If you are arrested for drunk driving in Michigan, you will be required to take a chemical test (i.e., a breath test at the station/Datamaster) to determine your bodily alcohol content (BAC). Under Michigan’s Implied Consent Law, all drivers are considered to have given their consent to this test. This law does not apply to “PBT” testing, or roadside testing. Refusing a PBT test is simply a fine up to $150.00 with no driver license sanctions or points. However, persons under age 21 who refuse to take the PBT will receive two points on their driver record.
If you refuse a chemical test, a police officer will fill out an “Officer’s Report of Refusal to Submit to a Chemical Test”.
Refusal to consent to chemical tests will automatically result in a one year suspension for a first refusal and a two year suspension for a second refusal in seven years. Also, six points will be added to your driving record and your license.
A person who wishes to contest the Implied Consent refusal penalties must request a hearing in writing with the Driver License Appeal Division within 14 days of the officer’s notice of refusal. A Request for Hearing can be found here. Failure to request a hearing within 14 days will result in automatic suspension of your driving privileges. If a timely request for hearing is made, the suspension is “stayed” until the matter is resolved at the DAAD hearing.
At the hearing, the following four issues will be addressed:
- Did the police officer have reasonable grounds to believe you committed the crime of drunk driving or another related offense? (See MCLA 257.625(c)(1) for the list of other offenses that are included under this section)

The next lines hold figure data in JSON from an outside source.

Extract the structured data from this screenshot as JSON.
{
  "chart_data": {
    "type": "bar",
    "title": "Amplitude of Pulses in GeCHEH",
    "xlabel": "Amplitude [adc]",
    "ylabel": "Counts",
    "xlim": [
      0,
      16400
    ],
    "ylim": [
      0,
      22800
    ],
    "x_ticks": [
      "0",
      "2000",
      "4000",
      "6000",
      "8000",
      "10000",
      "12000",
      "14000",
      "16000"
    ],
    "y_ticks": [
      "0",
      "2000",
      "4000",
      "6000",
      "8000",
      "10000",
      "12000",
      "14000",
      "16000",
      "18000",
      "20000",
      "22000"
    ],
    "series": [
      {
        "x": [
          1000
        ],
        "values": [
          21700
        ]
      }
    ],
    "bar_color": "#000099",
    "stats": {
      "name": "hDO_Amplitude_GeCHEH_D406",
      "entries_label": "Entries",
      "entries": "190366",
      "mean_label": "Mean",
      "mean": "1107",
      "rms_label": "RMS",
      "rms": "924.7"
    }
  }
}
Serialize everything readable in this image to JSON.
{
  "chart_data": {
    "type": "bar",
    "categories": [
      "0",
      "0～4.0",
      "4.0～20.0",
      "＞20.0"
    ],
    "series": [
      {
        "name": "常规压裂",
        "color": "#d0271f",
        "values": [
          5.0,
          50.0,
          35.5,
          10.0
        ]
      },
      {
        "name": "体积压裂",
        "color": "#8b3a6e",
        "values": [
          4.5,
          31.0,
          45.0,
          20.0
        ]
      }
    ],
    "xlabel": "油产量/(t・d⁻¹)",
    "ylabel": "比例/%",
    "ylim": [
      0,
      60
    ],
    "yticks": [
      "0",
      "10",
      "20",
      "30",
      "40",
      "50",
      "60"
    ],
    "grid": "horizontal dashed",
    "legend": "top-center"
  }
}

- Were you placed under arrest for drunk driving (or another drunk-driving related offense listed in MCLA 257.625(c)(1))?
- Did you reasonably refuse to submit to the chemical test offered to you by the officer?
- Were you advised of your chemical test rights?
Whether or not you were actually driving drunk at the time is irrelevant. Even if you prove in Court that you weren’t, the suspension for refusal will still stand.
If the suspension does stand, and you wish not to contest the ruling of the Secretary of State, you will not be allowed to drive for any reason unless restricted driving is allowed by Circuit Court. First offenders can petition Circuit Court for restricted license on the basis of hardship. See MCL 257.323(3). You are simply asking the higher court to give you a permit to drive to and from work. There are no hardship appeals for a restricted license on your second refusal. Appeals have to be made to the Circuit Court for the County in which the petitioner was arrested. They are to be filed within 63 days after the final determination is made (182 days if good cause is shown). The Secretary of State must be notified not less than 20 days before the hearing date. A hardship appeal will require a good substance abuse evaluation.
If you wish to contest the ruling of the Secretary of State, you can file a meritorious appeal and ask the Circuit Court to overturn the Secretary of State’s decision completely. Meritorious appeals have to be made to the Circuit Court for the County in which the petitioner was arrested. They have to be filed within 63 days after the final determination is made (182 days if good cause is shown). The Secretary of State must be notified not less than 50 days before the hearing date and any supporting documents must be filed at least 50 days prior to the hearing date. The Circuit Court will only review the record prepared. The record includes the transcript, the documentation presented at the hearing, and the hearing officer’s order or the driving record. These documents will be reviewed to determine if the Secretary of State’s determination:
- was in violation of State of the Michigan or US Constitution, or
- exceeds the statutory authority or jurisdiction, or
- was based on unlawful procedure which was materially prejudicial, or
- was not supported by the facts, or
- was arbitrary, capricious or clearly an abuse of unwarranted exercise of discretion, or
- if the decision was affected by substantial and material errors of law
If you lose your hardship appeal or your meritorious appeal, or if you simply do not take any actions after refusing the Datamaster breath test, your license will be suspended and continue to be suspended for one full year. This suspension will be in addition to any suspension that results from your drunk driving case. However, to the extent the two suspensions overlap, they will run concurrently.